The trick to being a better writer—starting right now—is to give yourself permission to be a terrible, awful, unreadable, embarrassingly untalented writer. Don’t put your best foot forward; instead, kick out your worst version of a first draft.
Why should you embrace a bad first draft to become a better writer? Here are four reasons:
You can turn off your inner critic, become bolder, and take more risks. Writing is a two-phase process. In the first stage of writing something new, you experiment. You build up and invent. The first part of the writing process can be a generative, creative experience.
But when self-censure sneaks in (What a terrible sentence! Why would you even write something like that?), all of your good, creative energy can crumble beneath the weight of self-imposed judgment.
By deliberately setting out to write something that isn’t very good, you can silence inner critical voices and increase the possibility that your writing session will be productive.

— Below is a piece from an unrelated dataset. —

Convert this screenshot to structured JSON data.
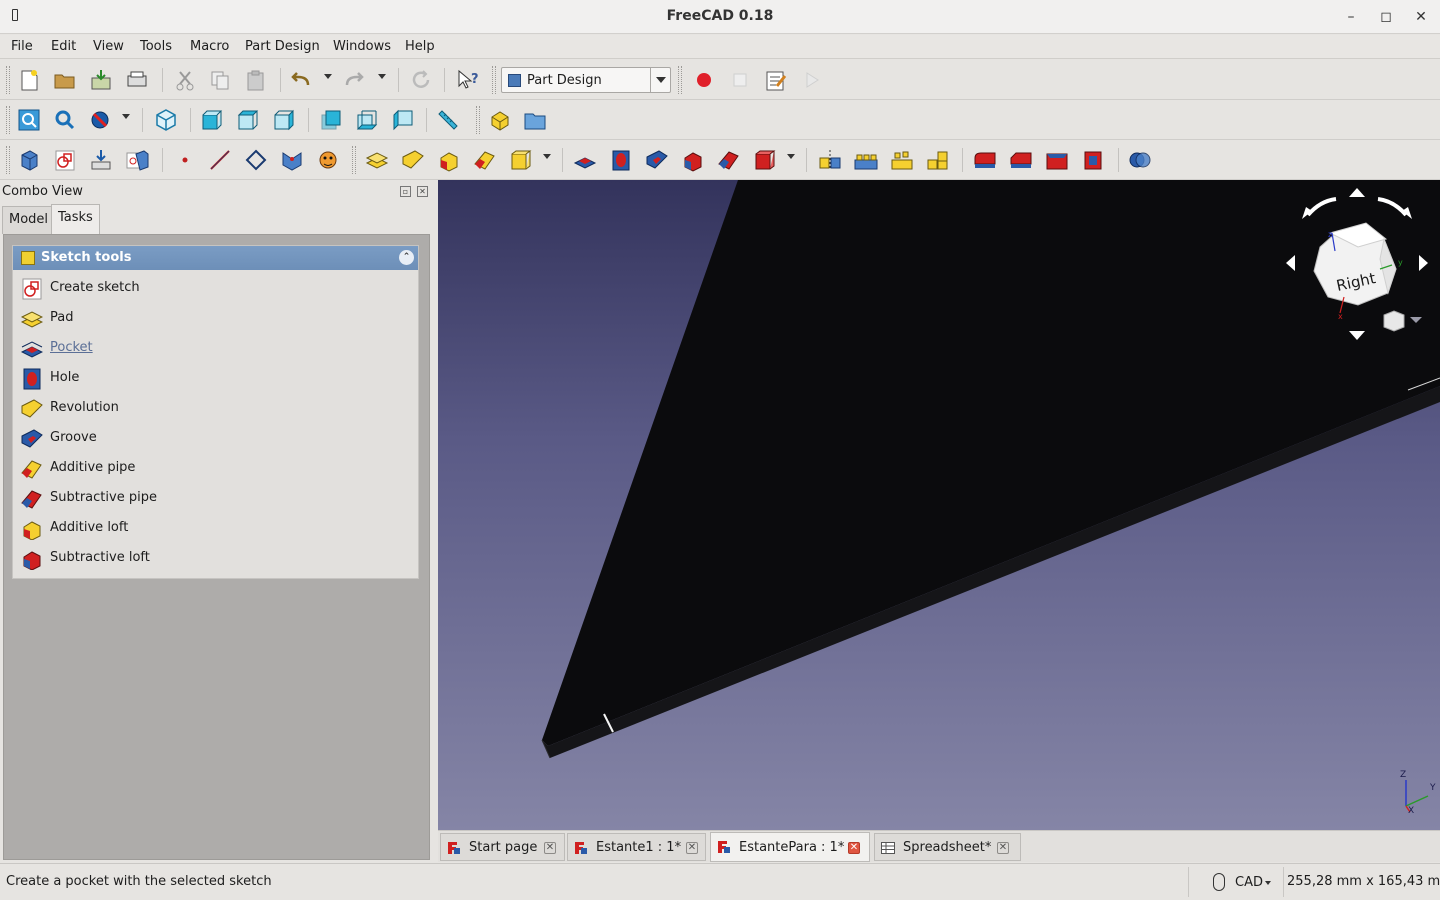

You might be surprised by what happens when you allow yourself to do anything. If you write with an editor’s voice in the back of your mind, you might be inclined to follow a pre-established pathway toward a specific end. But letting go of your inner editor may lead you into exciting new territories the same way turning off a GPS system gives you the freedom to explore new roads. Let the freewriting adventure begin!
You can put research on the back burner. If you’re putting on the brakes every time you bump into a new element that needs researching (When were telephones invented? What kinds of flowers grow in this region?), then you’re interrupting your creative flow. Asking your self-aware, editorial brain to share the wheel with the creative side of your brain might just lead your dual drivers to crash. Do the research needed to begin writing, then write without looking back at it. Add in research details later.
You can pinpoint the spine (or heart) of your work more easily. When you write without trying to create beautiful, meaningful text, you can more easily see what’s hidden beneath the words—instead of being distracted by layers of revisions and “good writing.” Secret character motivations, the momentum possibilities of a scene, and opportunities for emotional exploration can leap out at you.
It’s Good To Be Bad—But Then Be Good
While it’s essential to embrace the joy of writing a crummy first draft, most professional writers agree that the bulk of their improvements to a piece are made during the editorial process. As James A. Michener puts it: “I’m not a very good writer, but I’m an excellent rewriter.”
To bring out your editorial talents, check out this article: NaNoEdMo: The Best Ways To Become A Better Editor.
QUESTION: Which part of the writing process do you like better: the writing or the editing?
This article was exactly what I needed to hear right now. I’ve been editing my manuscript, but the other day I wanted to work on something different and to simply write. I struggled. It was hard to get the words out but at least I got something on the page. Now, I have permission to write poorly. Thank you, it is rather refreshing.